As discussed earlier, the chlorine in your pool can make the pH higher or lower. While above ground pools are more likely to have a high pH due to the regular use of chlorine tablets, there is still a risk of low pH in the use of liquid chlorine and liquid shock treatments.
This is why water balancers are available. There are 5 different types available, all of which are made from basic, naturally occurring salts and minerals:
- pH Increasers
- pH Decreasers
- Alkalinity Increasers
- Alkalinity Decreasers
- Calcium Hardness Increasers
If you’re starting out with an empty pool that you plan to fill with water and an appropriate level of chlorine, you may not need to add a balancer for several weeks. In fact, most of these water balancers are not products you will need to use regularly. But in the interest of checking your overall pool water chemical ratios, they are definitely good to have on-hand.
Algaecides work hand-in-hand with chlorine to keep your pool water balanced. Too much or too little of either one will offset the recommended pH, so it is wise to have both on hand.

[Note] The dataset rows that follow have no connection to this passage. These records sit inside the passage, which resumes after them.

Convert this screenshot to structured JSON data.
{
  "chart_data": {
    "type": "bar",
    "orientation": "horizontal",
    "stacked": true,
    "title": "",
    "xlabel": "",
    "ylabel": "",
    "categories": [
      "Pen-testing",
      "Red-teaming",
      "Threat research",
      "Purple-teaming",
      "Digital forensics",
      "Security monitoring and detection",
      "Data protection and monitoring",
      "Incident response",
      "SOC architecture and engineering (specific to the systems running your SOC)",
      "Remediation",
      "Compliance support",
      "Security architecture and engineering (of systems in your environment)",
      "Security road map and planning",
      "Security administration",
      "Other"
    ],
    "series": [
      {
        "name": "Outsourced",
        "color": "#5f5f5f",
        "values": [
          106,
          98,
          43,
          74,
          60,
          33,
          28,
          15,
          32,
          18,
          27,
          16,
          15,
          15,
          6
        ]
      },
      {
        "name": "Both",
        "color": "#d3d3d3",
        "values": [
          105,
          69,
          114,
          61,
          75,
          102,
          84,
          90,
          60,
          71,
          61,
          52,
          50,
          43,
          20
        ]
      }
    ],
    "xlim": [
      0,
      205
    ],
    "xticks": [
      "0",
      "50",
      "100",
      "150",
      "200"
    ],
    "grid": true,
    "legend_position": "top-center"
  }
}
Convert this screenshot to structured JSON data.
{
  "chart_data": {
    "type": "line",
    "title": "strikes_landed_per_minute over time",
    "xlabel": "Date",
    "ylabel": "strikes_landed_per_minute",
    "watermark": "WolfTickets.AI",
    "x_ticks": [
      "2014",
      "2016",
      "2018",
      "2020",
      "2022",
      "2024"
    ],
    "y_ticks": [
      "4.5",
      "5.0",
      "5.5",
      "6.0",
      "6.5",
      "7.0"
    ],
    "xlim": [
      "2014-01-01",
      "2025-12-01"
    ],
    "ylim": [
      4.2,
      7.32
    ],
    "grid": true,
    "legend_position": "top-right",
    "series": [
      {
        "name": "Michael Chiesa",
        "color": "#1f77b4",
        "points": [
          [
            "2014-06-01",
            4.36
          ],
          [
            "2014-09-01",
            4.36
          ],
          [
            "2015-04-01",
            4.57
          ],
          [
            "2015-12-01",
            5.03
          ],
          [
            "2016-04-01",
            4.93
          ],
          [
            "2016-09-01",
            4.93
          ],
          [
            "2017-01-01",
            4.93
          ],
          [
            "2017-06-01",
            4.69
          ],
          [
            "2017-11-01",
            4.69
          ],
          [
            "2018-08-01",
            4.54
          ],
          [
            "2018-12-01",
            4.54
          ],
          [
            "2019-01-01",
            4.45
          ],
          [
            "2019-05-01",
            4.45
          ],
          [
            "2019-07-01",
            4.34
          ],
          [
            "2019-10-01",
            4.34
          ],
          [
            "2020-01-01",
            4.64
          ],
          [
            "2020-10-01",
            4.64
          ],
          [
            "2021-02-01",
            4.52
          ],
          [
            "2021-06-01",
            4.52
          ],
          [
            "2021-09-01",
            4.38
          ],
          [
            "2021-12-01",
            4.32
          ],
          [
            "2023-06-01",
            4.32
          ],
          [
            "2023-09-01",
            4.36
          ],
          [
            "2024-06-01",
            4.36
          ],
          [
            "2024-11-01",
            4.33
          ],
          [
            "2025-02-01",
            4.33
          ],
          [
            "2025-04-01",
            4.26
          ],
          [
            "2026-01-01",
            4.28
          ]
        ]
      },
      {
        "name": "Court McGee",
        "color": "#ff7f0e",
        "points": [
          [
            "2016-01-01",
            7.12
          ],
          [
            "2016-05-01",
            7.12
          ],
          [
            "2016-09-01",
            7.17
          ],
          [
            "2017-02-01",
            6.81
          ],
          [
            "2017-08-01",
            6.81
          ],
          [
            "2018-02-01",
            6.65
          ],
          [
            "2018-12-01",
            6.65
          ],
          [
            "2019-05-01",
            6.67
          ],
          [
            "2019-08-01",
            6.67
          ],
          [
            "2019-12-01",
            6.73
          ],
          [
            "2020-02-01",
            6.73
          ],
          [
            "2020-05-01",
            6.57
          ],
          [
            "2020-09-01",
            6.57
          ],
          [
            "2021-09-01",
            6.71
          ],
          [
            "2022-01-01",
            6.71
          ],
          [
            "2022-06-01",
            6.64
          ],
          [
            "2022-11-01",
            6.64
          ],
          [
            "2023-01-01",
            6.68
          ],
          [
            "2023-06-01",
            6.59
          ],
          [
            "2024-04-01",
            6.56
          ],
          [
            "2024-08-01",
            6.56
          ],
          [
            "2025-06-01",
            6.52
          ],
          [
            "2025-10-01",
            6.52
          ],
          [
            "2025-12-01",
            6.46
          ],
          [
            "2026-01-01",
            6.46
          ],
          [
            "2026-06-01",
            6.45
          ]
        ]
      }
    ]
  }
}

Organic matter, both from swimmers and from leaves, etc., can give rise to bacteria if your pool’s pH has produced an ideal condition for bacterial growth. What happens next? Algae has an opportunity to set in and munch on the bacteria in the water.
Algaecides kill off the algae that is already established in your water. They’re generally available in a powder form, and are sometimes found in an overall shock treatment.
If you left your above ground pool full of water over the winter, it is practically guaranteed that you will need to use an algaecide in addition to a chlorine-heavy shock treatment. Once all the larger organic debris has been swept, lifted, or vacuumed away, these products can work in concert to restore your pool’s pH balance without the hassle of draining and adding fresh water.
For those who are starting out with an empty pool. adding the correct ratio of chlorine and balancers will do the trick. Algaecides are only necessary once you begin to suspect a problem.
If you are looking for more in-depth information about the proper use of pool chemicals, check out our Pool Chemical Guide.
Although it is only one of many agents classed as supportive pool chemicals, cyanuric acid is perhaps the one you may encounter most frequently. In a standard pool water testing kit, this is one of only a handful of elements tested for.
Cyanuric acid works as a protective factor for your chlorine. It helps reduce the process of breakdown in chlorine that is caused by sunlight, organic matter, and other common factors.
Like algaecides, products that provide cyanuric acid may not be necessary right when you re-open your above ground pool. However, if you’re still facing issues after a good shock treatment and proper chlorine amendments, it may be time to adjust your cyanuric acid.
There are several supportive chemicals for balancing your pool water, just like there are many other purifiers, metal removers, and even a whole host of chlorine-based compounds. But when it comes down to knowing the basics, this article offers a helpful overview.
For those who are preparing to re-open their above ground pool for regular use, these chemicals are the most important ones to have on-hand.